What do FAANG companies do differently that smaller companies could learn from? - Antecedent
I work for a small enterprise development team as a junior engineer. We have 15 people and most of our development work is very reactive and shoot from the hip simply bc many are self taught and nobody has really done software on scale before coming here and hacking together something.<p>Anyone who has worked at a large company that focuses on technology, what are some best practices for things that you would recommend?
======
benjaminjosephw
Your advantage as a small team is in your ability to move quickly. The bigger
a team or a company is, the more inefficiencies there are in making decisions
and sharing ideas. While you're small, do every thing you can to take
advantage of how nimble you are.

One concrete things you might want to consider is setting up a good code
integration workflow and an automated release pipeline. This is, without
doubt, the single best thing you can do to reduce friction and help you get
faster - and speed is your secret weapon. It will also help you stay
disciplined since everyone will have to follow the same process to integrate
and deliver their changes. But before you dive in to set up the latest and
greatest CI/CD setup, remember that you have different needs and requirements
to a big company. Keep it simple and only add what you need and what clearly
adds value (ask yourself is it worth the time[0]).
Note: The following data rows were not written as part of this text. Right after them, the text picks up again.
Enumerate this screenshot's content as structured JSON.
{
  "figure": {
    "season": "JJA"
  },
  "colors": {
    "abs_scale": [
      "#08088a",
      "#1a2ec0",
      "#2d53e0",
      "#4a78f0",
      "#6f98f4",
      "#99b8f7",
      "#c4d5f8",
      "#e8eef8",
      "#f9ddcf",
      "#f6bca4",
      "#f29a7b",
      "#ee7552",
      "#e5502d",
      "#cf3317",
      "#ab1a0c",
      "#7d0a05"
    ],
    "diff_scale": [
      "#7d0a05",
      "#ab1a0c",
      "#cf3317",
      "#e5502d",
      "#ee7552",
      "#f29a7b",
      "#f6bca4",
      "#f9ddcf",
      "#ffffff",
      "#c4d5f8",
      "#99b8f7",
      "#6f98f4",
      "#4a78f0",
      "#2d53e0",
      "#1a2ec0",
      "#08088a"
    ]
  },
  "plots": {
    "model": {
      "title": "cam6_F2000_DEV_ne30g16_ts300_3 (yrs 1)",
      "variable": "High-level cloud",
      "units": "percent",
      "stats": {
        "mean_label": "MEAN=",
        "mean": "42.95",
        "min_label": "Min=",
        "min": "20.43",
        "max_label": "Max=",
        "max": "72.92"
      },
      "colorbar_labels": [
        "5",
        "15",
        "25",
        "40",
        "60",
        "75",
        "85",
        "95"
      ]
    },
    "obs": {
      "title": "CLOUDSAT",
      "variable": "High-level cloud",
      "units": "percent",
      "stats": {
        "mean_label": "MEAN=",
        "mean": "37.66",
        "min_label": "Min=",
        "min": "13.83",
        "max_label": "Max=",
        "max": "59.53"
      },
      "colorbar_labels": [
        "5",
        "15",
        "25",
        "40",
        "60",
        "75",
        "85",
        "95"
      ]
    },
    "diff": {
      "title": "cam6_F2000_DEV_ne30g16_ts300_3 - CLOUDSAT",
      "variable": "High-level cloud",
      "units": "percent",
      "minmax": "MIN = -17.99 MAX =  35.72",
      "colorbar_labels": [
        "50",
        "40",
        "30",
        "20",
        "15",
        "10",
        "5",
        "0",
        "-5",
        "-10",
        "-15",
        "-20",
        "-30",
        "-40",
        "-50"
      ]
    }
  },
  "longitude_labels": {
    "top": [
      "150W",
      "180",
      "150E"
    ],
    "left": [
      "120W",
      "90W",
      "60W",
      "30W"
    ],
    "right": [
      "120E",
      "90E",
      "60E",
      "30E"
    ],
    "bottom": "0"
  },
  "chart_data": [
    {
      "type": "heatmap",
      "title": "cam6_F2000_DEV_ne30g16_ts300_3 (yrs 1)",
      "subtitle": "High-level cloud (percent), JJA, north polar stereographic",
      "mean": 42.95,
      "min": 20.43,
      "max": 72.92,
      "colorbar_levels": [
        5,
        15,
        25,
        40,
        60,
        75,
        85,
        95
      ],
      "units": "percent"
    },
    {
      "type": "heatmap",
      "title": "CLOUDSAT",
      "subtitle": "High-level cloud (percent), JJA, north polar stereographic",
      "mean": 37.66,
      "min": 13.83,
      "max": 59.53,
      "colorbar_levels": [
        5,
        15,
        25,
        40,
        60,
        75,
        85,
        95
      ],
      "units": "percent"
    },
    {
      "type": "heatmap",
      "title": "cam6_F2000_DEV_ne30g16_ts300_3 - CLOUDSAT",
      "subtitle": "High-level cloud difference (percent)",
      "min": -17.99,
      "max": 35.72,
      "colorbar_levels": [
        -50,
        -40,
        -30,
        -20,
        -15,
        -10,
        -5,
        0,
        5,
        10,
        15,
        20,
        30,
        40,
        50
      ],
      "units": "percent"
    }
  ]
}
Another way that your small size is an advantage is in being able to
communicate clearly with each other and make decisions quickly. In larger
companies, decisions can get complicated. A small team has the potential to
make coherent and strategic decisions without nearly as much fuss. Use that to
your advantage.

Don't be too quick to adopt all of the practices of bigger companies and work
to your strengths.

[0] - [https://xkcd.com/1205/](https://xkcd.com/1205/)

------
gregjor
Same, but at scale.